Bill Waugh

Personal information
- Born: 20 January 1973 (age 53)
- Height: 185 cm (6 ft 1 in)
- Weight: 84 kg (185 lb)

Sport
- Sport: Field hockey

Senior career
- Years: Team / Caps / Goals
- 1991–2001: Southgate / - / -
- 2001–2004: Surbiton / - / -

National team
- Years: Team / Caps / Goals
- –: GB / 15 / -
- –: England / 121 / -

Medal record
Men's field hockey
Representing England
Commonwealth Games
| Bronze medal – third place | 1998 Kuala Lumpur | Team |
European Championship
| Bronze medal – third place | 1999 Padua | Team |

= Bill Waugh =

British field hockey player (born 1973)

William Waugh (born 20 January 1973) is a British former field hockey player who competed in the 2000 Summer Olympics.

== Biography ==
Waugh was educated at Wellington College, Berkshire, where he played hockey until being signed by Southgate in the Men's England Hockey League. He made his international debut in New Delhi, India, on 4 February 1995 against Kazakhstan, losing 0-1, and over the course of his career amassed a total of 121 caps for England and 15 caps for Great Britain. He also captained England at all levels, with the highlight being his captainship of the England team in the Commonwealth Games in Kuala Lumpur in 1998, where England won a bronze medal and captain at the 1998 Men's Hockey World Cup.

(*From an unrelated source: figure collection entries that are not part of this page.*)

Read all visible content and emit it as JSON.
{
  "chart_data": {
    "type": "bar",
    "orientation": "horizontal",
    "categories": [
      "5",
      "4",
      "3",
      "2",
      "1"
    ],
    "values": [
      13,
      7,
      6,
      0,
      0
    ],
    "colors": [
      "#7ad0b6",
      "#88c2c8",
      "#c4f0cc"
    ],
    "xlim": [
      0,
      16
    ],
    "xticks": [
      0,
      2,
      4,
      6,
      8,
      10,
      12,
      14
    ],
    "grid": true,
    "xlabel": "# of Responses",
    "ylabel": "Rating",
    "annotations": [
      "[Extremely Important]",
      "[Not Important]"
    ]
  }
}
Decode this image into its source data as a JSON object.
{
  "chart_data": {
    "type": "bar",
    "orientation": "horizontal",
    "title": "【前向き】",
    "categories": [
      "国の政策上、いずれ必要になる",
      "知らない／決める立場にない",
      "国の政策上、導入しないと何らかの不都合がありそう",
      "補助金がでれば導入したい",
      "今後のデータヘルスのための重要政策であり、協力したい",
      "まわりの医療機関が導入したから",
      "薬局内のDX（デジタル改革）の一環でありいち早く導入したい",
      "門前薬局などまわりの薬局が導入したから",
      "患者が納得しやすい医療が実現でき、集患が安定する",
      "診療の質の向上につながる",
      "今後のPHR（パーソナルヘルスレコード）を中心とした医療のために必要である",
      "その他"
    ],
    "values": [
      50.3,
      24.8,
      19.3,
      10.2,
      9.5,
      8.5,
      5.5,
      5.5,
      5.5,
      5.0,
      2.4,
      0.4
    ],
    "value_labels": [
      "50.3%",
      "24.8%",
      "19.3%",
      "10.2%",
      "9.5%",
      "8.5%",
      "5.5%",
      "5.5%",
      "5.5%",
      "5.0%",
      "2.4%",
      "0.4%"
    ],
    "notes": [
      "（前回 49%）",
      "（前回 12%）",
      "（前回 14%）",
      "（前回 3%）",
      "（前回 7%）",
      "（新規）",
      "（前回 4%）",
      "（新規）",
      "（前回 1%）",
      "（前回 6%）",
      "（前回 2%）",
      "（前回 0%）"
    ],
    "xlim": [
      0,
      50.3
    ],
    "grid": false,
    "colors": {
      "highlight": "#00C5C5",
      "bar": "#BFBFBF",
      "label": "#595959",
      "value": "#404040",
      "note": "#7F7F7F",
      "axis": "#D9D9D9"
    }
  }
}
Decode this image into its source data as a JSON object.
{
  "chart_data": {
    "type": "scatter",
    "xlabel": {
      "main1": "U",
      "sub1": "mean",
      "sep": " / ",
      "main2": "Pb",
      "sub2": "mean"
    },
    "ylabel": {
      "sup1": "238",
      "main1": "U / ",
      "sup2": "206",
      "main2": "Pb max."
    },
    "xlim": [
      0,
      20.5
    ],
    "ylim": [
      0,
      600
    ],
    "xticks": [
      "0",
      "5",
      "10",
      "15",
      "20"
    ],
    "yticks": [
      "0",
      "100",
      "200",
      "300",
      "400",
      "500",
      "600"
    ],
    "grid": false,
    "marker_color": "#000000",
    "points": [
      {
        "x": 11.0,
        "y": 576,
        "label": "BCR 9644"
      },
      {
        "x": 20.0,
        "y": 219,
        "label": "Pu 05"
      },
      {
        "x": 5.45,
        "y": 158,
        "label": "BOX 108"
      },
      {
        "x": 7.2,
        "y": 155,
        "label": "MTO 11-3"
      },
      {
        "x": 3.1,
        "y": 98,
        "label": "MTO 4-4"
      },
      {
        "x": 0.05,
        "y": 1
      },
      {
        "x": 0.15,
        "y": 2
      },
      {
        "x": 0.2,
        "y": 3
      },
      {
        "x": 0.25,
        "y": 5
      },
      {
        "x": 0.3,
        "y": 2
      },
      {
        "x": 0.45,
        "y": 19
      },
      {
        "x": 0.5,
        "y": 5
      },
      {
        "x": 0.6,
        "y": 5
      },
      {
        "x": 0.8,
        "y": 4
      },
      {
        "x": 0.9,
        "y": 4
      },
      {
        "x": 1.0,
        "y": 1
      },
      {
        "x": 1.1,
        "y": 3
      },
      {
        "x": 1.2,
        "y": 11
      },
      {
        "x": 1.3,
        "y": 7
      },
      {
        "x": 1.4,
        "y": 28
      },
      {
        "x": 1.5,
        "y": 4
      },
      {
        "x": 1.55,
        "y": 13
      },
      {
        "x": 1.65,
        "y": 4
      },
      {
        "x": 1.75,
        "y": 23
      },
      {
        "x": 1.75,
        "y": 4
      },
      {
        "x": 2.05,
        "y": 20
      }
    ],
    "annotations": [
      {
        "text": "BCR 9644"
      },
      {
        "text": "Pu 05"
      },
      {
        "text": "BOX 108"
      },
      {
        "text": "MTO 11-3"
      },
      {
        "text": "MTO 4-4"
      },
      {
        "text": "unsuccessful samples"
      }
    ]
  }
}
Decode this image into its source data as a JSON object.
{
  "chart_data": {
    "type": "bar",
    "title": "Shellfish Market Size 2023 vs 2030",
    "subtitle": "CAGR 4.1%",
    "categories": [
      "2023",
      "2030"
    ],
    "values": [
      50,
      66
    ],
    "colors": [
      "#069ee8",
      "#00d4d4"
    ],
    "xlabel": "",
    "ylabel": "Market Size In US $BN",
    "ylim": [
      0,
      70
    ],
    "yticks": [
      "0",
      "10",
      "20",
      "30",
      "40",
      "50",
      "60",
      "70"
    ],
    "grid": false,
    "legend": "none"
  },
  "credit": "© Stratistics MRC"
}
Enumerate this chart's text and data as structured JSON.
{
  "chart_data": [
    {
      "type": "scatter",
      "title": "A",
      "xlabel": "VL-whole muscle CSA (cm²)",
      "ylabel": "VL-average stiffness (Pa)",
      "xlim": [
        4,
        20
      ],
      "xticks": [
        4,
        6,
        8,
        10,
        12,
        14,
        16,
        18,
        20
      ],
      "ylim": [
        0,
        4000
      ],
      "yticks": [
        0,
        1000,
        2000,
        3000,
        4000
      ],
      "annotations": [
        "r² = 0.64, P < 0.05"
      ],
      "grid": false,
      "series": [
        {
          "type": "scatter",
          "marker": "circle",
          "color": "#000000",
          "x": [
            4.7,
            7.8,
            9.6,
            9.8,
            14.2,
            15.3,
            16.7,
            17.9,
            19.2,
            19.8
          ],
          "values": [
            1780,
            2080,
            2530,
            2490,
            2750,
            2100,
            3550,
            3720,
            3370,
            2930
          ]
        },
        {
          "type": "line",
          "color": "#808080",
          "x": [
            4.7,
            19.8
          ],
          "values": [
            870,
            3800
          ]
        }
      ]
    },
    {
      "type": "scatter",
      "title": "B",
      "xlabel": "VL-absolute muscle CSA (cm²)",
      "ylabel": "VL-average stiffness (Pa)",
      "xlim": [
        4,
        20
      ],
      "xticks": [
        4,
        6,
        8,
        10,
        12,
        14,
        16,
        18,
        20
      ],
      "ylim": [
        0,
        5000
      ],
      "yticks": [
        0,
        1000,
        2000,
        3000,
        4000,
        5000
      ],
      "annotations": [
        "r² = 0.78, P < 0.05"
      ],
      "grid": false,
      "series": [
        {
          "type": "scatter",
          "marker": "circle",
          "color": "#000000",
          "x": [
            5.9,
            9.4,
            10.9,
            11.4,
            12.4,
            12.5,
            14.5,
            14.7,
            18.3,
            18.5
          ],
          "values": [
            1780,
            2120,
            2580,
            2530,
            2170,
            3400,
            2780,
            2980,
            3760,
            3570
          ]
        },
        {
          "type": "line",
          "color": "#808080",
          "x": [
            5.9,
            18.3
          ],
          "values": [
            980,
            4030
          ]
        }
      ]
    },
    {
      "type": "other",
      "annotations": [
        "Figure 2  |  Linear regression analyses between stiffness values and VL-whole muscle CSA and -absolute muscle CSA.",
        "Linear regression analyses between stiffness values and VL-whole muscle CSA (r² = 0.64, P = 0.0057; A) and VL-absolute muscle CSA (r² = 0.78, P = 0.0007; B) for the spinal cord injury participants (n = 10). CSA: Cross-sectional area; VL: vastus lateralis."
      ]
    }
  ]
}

At the 2000 Olympic Games in Sydney, he represented Great Britain.

He left Southgate for Surbiton and while at Surbiton he represented England at the 2002 Commonwealth Games in Manchester. Waugh announced his retirement from international hockey in 2002.

Post-retirement he took up roles in banking with UBS and Credit Suisse before returning to UBS in 2025.

Bill's son, Sam Waugh, is a professional rugby player who represented Loughborough Students RUFC and subsequently signed for Newcastle Red Bulls.